Comment l’hypothèse de la cascade a dominé le monde de la recherche

Les cliniciens d’aujourd’hui retrouvent lors d’autopsies ce qu’Aloïs Alzheimer avait découvert dans le cerveau de son patient Auguste Deter, mort de démence à l’âge de 51 ans à l’hôpital de Francfort : des amas de matière formant des plaques dans le cortex cérébral et l’hippocampe ; et, situés dans les neurones eux-mêmes, des enchevêtrements de fibres. Au début du 20ème siècle, on parlait de « plaques séniles ». Nous avons depuis découvert de quoi ils étaient faits.
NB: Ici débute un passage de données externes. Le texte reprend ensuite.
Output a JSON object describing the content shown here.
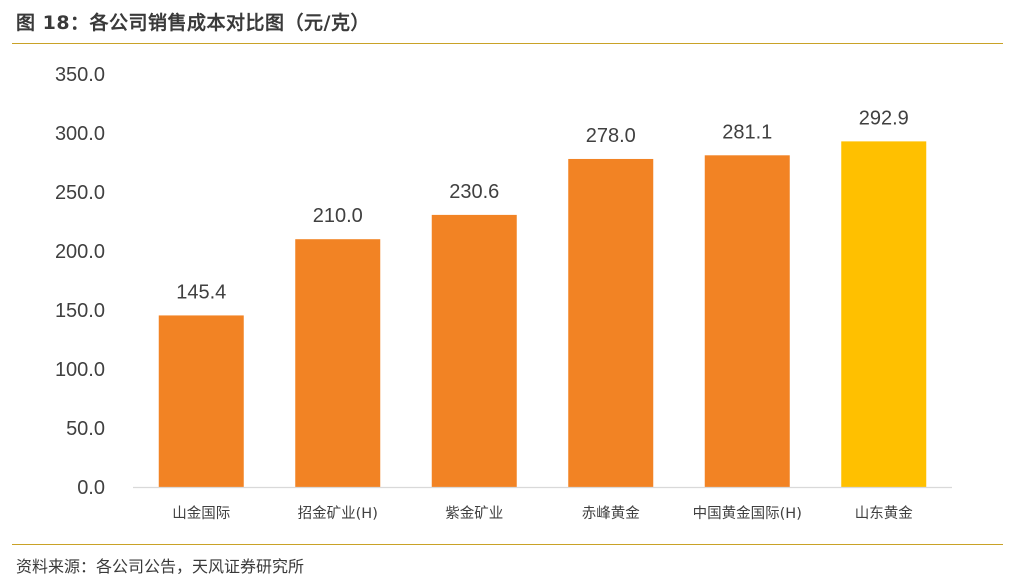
{
  "header": {
    "title": "图 18：各公司销售成本对比图（元/克）"
  },
  "footer": {
    "source": "资料来源：各公司公告，天风证券研究所"
  },
  "colors": {
    "bar": "#f28324",
    "highlight": "#ffc000",
    "rule": "#c9a227",
    "axis": "#d9d9d9"
  },
  "chart_data": {
    "type": "bar",
    "title": "各公司销售成本对比图（元/克）",
    "xlabel": "",
    "ylabel": "",
    "ylim": [
      0,
      350
    ],
    "yticks": [
      "0.0",
      "50.0",
      "100.0",
      "150.0",
      "200.0",
      "250.0",
      "300.0",
      "350.0"
    ],
    "categories": [
      "山金国际",
      "招金矿业(H)",
      "紫金矿业",
      "赤峰黄金",
      "中国黄金国际(H)",
      "山东黄金"
    ],
    "values": [
      145.4,
      210.0,
      230.6,
      278.0,
      281.1,
      292.9
    ],
    "value_labels": [
      "145.4",
      "210.0",
      "230.6",
      "278.0",
      "281.1",
      "292.9"
    ],
    "highlight_index": 5,
    "grid": false,
    "legend": "none"
  }
}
Les amas sont créés par l’accumulation anormale d’une protéine appelée « bêta-amyloïde ». Quant aux filaments dans les neurones, ils sont dus au dysfonctionnement d’une autre protéine, « tau ». Ces deux agrégats altèrent significativement le bon fonctionnement du cerveau : des plaques amyloïdes se déposent dans la matière grise du cortex cérébral, notamment dans l’hippocampe, siège de la mémoire, qui se rétrécit. Et les fibres perturbent le flux des neurotransmetteurs, ce qui contribue à la mort des neurones (phénomène appelé « dégénérescence neurofibrillaire »).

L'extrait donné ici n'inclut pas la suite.